The book proper is divided into two parts, each with five chapters. The division between the parts is roughly set at the 1993 Russian constitutional crisis. The first chapter begins with the end of the Soviet Union, then backtracks to give the reader a sense of Soviet history up to Gorbachev’s rise to power, with emphasis on the events that foreshadowed it, such as de-Stalinization and the crushing of the Prague Spring. The second chapter covers the time from Gorbachev’s appointment to the fall of the Berlin Wall. The nature of perestroika and glasnost are discussed, as well as how the Chernobyl incident affected both. Later in the chapter, Ostrovsky details the split between the liberal reformers and the Stalinist hardliners, as well as the beginnings of the privatization of state assets which formed the class of Russian oligarchs. The third chapter explores the final two years of the Soviet Union, including the economic difficulties, the rise of Yeltsin, the worries of the KGB and other elements of the Soviet power structure, the January Events in Lithuania, and the 1991 Soviet coup attempt. The fourth chapter looks at the role played by the media in the dissolution of the Soviet Union and how the generational shift from the shestidesiatniki to their children affected the changes. The Kommersant newspaper is highlighted as an example of the new Russian media, as well as one of several examples of less than honest business practices in the early 1990s, which occurred due to the moral vacuum left by communism. The fifth chapter covers the time from the end of the Soviet Union up to the 1993 crisis, with particular attention to the role of television, radio, and print media in shaping the narrative and saving Russia from another Communist takeover.
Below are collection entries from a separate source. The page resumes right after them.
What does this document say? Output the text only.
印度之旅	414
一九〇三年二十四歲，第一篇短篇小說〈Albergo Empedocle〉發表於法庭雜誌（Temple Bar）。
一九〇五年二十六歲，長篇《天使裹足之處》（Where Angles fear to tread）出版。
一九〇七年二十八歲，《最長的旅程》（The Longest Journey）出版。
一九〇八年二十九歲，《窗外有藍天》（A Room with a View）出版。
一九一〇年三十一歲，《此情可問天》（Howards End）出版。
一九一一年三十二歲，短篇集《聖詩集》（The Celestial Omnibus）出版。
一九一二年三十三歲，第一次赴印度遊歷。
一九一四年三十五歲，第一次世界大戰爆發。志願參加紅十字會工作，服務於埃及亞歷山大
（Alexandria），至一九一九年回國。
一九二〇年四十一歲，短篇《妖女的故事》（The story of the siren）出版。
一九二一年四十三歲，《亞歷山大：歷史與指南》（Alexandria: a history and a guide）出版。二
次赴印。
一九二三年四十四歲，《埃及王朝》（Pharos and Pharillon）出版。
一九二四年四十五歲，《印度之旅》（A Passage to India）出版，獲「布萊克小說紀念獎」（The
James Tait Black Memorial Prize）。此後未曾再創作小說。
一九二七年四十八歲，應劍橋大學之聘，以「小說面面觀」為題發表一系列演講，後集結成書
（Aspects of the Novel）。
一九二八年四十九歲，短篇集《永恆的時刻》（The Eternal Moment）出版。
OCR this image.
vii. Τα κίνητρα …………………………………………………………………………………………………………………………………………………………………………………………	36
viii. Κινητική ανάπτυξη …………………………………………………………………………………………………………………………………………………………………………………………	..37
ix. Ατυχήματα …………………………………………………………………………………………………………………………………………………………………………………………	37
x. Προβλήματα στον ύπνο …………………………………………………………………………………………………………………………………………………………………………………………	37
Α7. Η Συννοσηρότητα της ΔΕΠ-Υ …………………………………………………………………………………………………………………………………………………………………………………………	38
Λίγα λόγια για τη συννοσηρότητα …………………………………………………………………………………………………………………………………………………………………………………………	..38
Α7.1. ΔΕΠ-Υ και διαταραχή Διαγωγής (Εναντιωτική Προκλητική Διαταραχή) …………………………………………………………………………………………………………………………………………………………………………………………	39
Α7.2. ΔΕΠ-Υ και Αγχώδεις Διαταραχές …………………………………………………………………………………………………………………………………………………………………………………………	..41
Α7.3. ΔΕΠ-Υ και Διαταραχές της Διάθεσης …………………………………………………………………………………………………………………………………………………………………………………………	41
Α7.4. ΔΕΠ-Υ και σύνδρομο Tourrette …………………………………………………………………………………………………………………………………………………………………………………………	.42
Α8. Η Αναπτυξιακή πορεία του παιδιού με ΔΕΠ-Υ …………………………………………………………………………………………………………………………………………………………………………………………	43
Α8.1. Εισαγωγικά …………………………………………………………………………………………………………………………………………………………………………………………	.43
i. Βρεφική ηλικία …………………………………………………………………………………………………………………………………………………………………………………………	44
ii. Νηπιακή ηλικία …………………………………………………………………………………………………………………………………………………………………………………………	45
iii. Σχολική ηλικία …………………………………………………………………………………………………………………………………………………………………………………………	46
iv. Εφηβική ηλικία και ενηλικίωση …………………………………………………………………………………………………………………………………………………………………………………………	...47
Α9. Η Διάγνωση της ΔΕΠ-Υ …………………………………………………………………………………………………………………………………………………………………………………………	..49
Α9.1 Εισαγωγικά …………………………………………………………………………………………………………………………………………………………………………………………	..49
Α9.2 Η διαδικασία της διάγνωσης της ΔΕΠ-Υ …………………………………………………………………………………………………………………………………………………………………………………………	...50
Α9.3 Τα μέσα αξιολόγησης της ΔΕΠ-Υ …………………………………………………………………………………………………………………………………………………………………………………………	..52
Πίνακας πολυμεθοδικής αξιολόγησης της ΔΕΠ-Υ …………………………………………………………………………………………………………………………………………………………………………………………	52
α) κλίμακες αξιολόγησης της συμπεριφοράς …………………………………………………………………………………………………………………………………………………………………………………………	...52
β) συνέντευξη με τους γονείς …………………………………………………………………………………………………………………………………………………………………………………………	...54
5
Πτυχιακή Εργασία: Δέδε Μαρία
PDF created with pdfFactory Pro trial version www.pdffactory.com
The sixth chapter continues the discussion of the 1993 crisis, then moves on to the creation of NTV, Russia’s first Western-style television station. Of course, NTV had to compete with Channel One and other state media, which caused tensions with the state when NTV covered the first Chechnya war from the Chechen point of view. The chapter concludes with the 1996 election, in which the media played an essential role in bringing Yeltsin up from single-digit polling to a victory over Gennady Zyuganov, his Communist challenger. The seventh chapter continues with the events after the election, including a battle between oligarchs that turned into a political crisis, continued troubles with Chechnya, the search for a vision for Russia moving forward, and finally, the 1998 Russian financial crisis.The eighth chapter shows how this milieu combined with NATO airstrikes in Serbia and an overly propagandistic media was able to elevate an obscure KGB agent named Vladimir Putin to the presidency of Russia. The decision of most of NTV’s leadership to side against this was the beginning of the end for the station. The ninth chapter covers the time from the beginning of Putin’s rule to the invasion of Ukraine in 2014, including the ouster of several high-profile opponents of the regime, the bringing of NTV into the control of Gazprom and its gradual turn toward the regime, further trouble with Chechen terrorists, the Russo-Georgian War, and the activities of various media personalities. The tenth chapter looks at Putin’s rule in light of Russian popular culture, the rise of the bureaucrat-entrepreneur, the protests of 2011-13, the military operations in Crimea and eastern Ukraine, and the use of propaganda to manufacture support for foreign aggression.

The book is excellent at face value, providing a perspective that can only come from a native person who lived through many of the events described in the book. But it is even more valuable to libertarians and reactionaries for the obvious parallels between Russian history and the current state of affairs in the West, as well as for the warnings concerning the improper dismantling of government monopolies, as happened during the transition from the Soviet Union to modern Russia.

To conclude, the unique explanations of historical events and the focus on the role of the media in steering the ship of state make this book an invaluable addition to the collection of any activist, analyst, historian, strategist, or student.